16

I am having trouble with a list of sets and I think it is because I initialized it wrong, is this a valid way to initialize and add to a list of 5000 sets?

sets = [set()]*5000
i = 0
for each in f:
    line = each.split()
    if (some statement):
        i = line[1]

    else:
        sets[i].add(line[0])

any advice would be much appreciated

dawg
  • 98,345
  • 23
  • 131
  • 206
Alex Brashear
  • 864
  • 3
  • 9
  • 15

2 Answers2

28

You are storing a copy of reference to a single set in each of your list indices. So, modifying one will change the others too.

To create a list of multiple sets, you can use list comprehension:

sets = [set() for _ in xrange(5000)]
Rohit Jain
  • 209,639
  • 45
  • 409
  • 525
10

This works:

>>> lotsosets=[set() for i in range(5)]
>>> lotsosets
[set([]), set([]), set([]), set([]), set([])]
>>> lotsosets[0].add('see me?')
>>> lotsosets
[set(['see me?']), set([]), set([]), set([]), set([])]
>>> lotsosets[1].add('imma here too')
>>> lotsosets
[set(['see me?']), set(['imma here too']), set([]), set([]), set([])]
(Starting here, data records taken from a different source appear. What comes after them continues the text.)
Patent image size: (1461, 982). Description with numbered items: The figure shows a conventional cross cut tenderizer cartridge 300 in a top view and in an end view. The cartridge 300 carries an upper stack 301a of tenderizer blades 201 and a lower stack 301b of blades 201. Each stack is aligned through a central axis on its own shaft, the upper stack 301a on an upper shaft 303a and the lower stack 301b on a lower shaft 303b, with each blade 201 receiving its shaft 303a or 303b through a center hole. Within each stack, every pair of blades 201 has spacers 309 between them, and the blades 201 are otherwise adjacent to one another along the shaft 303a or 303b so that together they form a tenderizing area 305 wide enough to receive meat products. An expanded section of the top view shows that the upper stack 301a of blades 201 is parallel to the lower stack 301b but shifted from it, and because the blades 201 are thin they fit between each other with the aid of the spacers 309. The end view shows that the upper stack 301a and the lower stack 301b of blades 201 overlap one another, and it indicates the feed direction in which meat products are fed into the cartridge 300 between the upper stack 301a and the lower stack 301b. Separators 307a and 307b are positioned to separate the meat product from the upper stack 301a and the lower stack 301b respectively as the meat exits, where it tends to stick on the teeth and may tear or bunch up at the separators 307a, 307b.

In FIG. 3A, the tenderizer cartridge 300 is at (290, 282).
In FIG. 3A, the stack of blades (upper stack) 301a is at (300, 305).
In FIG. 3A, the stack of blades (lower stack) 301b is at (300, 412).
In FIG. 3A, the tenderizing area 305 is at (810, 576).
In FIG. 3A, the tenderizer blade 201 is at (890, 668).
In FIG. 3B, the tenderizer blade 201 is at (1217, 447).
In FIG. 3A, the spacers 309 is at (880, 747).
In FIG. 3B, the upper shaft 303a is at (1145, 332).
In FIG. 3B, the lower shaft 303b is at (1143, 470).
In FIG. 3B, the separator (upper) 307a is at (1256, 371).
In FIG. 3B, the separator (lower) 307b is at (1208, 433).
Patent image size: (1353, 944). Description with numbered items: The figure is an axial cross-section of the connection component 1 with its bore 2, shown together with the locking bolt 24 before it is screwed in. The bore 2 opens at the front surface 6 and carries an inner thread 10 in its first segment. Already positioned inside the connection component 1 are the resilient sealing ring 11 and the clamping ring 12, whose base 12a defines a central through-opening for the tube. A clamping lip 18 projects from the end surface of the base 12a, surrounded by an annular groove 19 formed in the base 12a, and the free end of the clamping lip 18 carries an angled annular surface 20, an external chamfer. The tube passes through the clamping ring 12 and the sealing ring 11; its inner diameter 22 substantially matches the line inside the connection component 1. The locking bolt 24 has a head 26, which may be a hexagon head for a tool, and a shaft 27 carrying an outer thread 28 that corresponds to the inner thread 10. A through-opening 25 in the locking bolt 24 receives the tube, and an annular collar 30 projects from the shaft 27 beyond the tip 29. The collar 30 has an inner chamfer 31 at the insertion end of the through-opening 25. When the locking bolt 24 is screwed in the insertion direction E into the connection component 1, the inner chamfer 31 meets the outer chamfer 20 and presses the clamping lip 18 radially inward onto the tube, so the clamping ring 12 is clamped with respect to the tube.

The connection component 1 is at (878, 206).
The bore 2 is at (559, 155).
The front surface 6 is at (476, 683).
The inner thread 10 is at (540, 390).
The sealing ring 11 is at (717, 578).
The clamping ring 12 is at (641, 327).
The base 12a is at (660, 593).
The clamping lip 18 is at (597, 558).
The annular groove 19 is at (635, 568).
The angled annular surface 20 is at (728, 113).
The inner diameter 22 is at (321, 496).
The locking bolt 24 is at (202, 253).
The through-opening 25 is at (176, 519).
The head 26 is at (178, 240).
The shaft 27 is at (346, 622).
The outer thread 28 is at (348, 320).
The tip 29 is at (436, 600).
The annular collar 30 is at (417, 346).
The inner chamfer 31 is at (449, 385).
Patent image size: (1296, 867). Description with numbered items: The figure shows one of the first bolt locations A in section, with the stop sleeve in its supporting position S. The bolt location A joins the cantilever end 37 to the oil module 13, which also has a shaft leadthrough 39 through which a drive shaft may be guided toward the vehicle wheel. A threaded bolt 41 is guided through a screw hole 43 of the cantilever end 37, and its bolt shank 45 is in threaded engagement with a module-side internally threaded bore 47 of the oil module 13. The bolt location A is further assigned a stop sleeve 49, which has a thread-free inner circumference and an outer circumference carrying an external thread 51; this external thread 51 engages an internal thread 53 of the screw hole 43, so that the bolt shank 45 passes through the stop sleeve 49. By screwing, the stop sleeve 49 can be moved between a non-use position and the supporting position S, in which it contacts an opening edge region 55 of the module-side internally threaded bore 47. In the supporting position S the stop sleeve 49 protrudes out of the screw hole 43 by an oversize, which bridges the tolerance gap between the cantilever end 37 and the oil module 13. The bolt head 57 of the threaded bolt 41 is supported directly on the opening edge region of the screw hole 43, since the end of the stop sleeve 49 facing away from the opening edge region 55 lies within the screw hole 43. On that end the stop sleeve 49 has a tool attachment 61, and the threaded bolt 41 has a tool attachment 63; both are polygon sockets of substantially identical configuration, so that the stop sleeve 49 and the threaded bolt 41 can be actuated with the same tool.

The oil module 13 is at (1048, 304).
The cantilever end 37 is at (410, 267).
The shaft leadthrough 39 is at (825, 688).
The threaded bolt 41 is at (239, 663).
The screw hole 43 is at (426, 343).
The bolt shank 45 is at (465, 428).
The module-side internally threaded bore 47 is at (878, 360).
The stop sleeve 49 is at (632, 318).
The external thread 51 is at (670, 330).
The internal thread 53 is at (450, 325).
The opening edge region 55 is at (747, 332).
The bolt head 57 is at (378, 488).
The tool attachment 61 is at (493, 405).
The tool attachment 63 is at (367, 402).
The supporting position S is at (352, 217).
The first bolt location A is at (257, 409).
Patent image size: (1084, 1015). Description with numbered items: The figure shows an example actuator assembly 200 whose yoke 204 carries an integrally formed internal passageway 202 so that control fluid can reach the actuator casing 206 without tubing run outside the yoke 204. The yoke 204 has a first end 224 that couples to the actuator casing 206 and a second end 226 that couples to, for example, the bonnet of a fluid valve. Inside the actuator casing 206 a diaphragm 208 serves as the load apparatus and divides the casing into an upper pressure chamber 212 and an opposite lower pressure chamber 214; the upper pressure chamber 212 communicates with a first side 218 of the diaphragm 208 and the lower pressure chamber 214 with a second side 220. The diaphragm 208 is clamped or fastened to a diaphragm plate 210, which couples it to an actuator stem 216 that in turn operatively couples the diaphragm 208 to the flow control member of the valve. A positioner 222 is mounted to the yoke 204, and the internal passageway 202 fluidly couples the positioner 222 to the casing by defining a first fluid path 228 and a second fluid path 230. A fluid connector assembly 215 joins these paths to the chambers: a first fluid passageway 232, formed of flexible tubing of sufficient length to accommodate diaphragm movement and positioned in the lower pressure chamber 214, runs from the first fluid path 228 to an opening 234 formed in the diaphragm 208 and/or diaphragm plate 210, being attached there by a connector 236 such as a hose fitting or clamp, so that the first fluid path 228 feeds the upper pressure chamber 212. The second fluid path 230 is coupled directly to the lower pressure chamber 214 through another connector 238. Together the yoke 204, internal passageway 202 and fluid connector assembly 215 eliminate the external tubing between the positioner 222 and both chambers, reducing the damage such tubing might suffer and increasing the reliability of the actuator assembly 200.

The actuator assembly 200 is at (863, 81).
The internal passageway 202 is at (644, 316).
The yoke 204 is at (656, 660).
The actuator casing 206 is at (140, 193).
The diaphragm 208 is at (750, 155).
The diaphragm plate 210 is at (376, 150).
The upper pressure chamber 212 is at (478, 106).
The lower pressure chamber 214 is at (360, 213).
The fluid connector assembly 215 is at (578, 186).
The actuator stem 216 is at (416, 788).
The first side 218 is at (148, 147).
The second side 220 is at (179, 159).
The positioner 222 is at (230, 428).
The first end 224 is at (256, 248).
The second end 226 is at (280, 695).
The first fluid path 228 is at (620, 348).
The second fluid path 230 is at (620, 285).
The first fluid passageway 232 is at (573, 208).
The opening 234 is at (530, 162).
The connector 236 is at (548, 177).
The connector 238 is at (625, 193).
You should only use the form [x]*5000 if x is something immutable:

>>> li=[None]*5
>>> li
[None, None, None, None, None]
>>> li[0]=0
>>> li
[0, None, None, None, None]
>>> li[1]=1
>>> li
[0, 1, None, None, None]

Or if having multiple references to a single item, like an iterator, produces desired behavior:

>>> [iter('abc')]*3
[<iterator object at 0x100498410>, 
 <iterator object at 0x100498410>, 
 <iterator object at 0x100498410>]   # 3 references to the SAME object

Note the repeated reference to the same iterator which then produces a desired behavior with zip:

>>> zip(*[iter('abcdef')]*3)
[('a', 'b', 'c'), ('d', 'e', 'f')]

Or a subset of a longer iterator:

>>> [next(x) for x in [iter('abcdef')]*3]
['a', 'b', 'c']

Whereas something like [list()]*5 is probably not producing what is intended:

>>> li=[list()]*5
>>> li
[[], [], [], [], []]
>>> li[0].append('whoa')
>>> li
[['whoa'], ['whoa'], ['whoa'], ['whoa'], ['whoa']]
dawg
  • 98,345
  • 23
  • 131
  • 206